Dr. Martin Luther King Jr. said in the light of the Harlem Riots of 1964 that “a riot is the language of the unheard” – to save you looking it up, yes, it was in fact related to a police shooting. It’s a quote that’s been doing the rounds again lately since it’s as relevant today as it was back then. MLK Jr., champion of nonviolent resistance, was later assassinated for the same cause they’re still fighting for now, fifty years later.

All this isn’t to say that rioting is a perfectly acceptable response to an outrage either, but I’m saying we shouldn’t be surprised by it when it happens.

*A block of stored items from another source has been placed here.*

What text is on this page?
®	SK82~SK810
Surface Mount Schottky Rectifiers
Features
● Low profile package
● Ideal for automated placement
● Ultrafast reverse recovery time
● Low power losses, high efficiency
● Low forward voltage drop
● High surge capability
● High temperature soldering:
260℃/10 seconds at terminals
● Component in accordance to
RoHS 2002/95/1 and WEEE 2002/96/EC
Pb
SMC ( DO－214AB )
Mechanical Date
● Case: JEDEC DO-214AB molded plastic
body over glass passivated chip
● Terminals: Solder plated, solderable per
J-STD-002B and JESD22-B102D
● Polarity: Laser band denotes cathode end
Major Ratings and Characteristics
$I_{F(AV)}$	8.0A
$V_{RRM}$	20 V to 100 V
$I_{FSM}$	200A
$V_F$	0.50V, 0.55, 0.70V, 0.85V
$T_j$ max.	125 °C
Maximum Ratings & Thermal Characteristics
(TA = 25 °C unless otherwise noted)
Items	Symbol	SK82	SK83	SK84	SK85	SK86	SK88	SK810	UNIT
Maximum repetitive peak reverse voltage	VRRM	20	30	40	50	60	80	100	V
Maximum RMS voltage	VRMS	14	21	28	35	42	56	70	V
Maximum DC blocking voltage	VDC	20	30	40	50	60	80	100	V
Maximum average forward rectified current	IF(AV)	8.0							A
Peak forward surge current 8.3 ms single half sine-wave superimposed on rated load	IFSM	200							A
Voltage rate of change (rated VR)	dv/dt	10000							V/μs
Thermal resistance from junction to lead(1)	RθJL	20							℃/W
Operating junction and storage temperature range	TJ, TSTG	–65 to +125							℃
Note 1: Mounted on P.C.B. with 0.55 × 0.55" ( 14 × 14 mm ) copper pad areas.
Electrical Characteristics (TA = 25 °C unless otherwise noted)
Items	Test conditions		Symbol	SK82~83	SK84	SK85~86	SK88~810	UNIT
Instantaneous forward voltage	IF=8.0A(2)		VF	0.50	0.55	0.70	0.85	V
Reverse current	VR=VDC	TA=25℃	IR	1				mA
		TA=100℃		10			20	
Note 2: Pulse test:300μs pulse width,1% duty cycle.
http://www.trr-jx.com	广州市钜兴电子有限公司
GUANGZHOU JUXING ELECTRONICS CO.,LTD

When every other means of legal recourse is met with the chirping of crickets; when the concession to the status quo is really just a veiled victory for those currently in a position of power; when a problem is so endemic, so deeply ingrained in culture, that it feels like it might never see a resolution, that’s when even the most unreasonable solution starts to make a whole lot of sense.

It’s not going to stop either, not until the conditions in which these riots are born undergo some pretty major reforms. I wish I had a solution to this, I don’t, I just hope we can stop wasting time arguing about the existence of the problem. If you’ve skipped to the last paragraph hoping for a summary or just want to ruin somebody’s day then go ahead and check out this link: The next fatal police shooting is not a question of “if” but “when” and the next riot is only an extra-judicial killing away. We can take some comfort in knowing that it won’t be in New Zealand because it will happen long before any police armament legislation is even floated in the Beehive, I only hope we have the good sense to then ensure it can never happen to us.